Dr. Wagner mentioned a prescription that would expedite the milk drying  up, but Bristol refused. I wish she would take it. Nature is cruel,  preparing Bristol's body to nurse and nurture even though her arms are  empty. It's a constant reminder of what we've lost burgeoning in her  body.

"No, not those." I clear my throat unnecessarily. "The, um . . . the antidepressant."

"I don't want that." Bristol tosses the comforter back, throwing her  legs over the side with more energy than I've seen. It's a shame the  only thing that seems to enliven her is anger. "It hasn't even been two  weeks."

"True, but not only do you have the . . . grief," I say, the word  getting snagged in my throat. "But all the hormonal changes that come  with having a baby, too. When Dr. Wagner heard you weren't eating and  were sleeping all day-"

"And she ‘heard' this during your secret conversation about me behind my  back, right?" Bristol stands and faces me, arms folded under her  breasts.

"I'm not going to watch you get worse. Don't ask me not to help, Bris."

"You can't fix this.

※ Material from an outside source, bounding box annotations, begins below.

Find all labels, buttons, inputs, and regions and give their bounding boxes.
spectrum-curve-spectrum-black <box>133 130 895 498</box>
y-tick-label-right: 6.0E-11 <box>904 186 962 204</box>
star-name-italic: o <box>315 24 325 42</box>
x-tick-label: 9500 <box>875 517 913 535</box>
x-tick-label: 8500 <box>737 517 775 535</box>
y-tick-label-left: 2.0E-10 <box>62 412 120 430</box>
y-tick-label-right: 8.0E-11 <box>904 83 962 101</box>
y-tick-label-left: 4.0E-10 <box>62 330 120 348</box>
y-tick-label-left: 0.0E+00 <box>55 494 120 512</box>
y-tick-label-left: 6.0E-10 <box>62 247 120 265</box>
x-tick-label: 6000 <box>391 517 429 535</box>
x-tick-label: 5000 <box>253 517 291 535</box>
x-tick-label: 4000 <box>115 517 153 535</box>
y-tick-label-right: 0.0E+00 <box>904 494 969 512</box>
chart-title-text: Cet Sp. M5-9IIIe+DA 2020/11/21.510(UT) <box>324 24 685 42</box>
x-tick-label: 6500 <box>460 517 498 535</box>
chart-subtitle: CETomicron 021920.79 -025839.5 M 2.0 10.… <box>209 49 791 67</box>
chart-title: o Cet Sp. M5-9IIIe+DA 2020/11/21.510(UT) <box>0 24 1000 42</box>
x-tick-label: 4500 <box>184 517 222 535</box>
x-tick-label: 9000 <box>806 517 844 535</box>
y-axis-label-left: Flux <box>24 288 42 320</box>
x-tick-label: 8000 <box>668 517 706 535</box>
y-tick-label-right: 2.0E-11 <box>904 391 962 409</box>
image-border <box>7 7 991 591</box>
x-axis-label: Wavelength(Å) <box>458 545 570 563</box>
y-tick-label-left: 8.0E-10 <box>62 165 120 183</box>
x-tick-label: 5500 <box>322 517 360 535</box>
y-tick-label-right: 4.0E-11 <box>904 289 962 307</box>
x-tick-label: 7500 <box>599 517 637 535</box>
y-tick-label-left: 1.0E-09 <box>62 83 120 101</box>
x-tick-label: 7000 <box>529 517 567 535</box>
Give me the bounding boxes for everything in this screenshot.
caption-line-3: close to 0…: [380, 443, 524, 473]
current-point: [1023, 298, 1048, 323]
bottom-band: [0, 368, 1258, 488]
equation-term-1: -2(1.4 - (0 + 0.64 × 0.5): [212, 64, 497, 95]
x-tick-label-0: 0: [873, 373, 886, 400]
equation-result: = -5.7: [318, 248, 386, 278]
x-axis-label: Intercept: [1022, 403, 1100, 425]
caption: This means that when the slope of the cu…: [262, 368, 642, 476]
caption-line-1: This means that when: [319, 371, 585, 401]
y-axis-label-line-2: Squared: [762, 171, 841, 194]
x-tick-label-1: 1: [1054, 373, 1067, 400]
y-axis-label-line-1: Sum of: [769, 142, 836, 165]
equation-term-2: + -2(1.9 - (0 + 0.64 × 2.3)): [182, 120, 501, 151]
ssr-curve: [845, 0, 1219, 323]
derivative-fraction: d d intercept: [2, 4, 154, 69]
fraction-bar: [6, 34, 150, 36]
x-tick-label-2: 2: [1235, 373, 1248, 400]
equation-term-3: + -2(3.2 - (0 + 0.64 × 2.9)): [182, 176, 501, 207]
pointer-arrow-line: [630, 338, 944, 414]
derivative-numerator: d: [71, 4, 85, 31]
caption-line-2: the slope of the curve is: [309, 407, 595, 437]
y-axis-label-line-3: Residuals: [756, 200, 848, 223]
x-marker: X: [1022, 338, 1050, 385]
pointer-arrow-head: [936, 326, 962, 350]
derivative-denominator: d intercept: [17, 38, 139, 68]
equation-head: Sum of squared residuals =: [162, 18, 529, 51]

Pills won't fix this."

"Neither will not eating or lying in bed all day with the curtains  closed." My voice comes out sharper than I intended, but those are the  words I meant to say, ones I'm not taking back. I notice for the first  time that she's wearing my Dave Chappelle T-shirt, HABITUAL LINE  STEPPER. I can't help but think about that night, years ago, when she  wore it while we ate on the roof, before we made love. My eyes wander  over the long legs and tangled hair. Even grimy, bitchy, depressed, and  despondent, she's the only woman I want.

"Is that why you want to fix me, Grip?" she asks, scorn curling her lip  as she watches me watch her. "You wanna fuck? Is that what this is  about? Popping some pills in me so I'll be in the mood to suck your dick  again?"

"Dammit, Bris!" The words combust in my mouth, and I roll off the bed to  face her, a king-size sea of rumpled, unwashed sheets separating us, a  chasm of shared pain somehow keeping us apart. "How could you . . . why  would you say that to me? You know it's not true. Are you trying to push  me away?"

"If that's what it takes for you to stop poking and prodding and trying  to medicate me out of this, then yeah, I'll push you away."

She drops her head forward, the mass of dark waves obscuring her face and rioting past slumped shoulders.

"You can't fix this," she moans, twisting her head from side to side and  cradling her waist with folded arms. "None of that will bring her back.  You can't bring her back."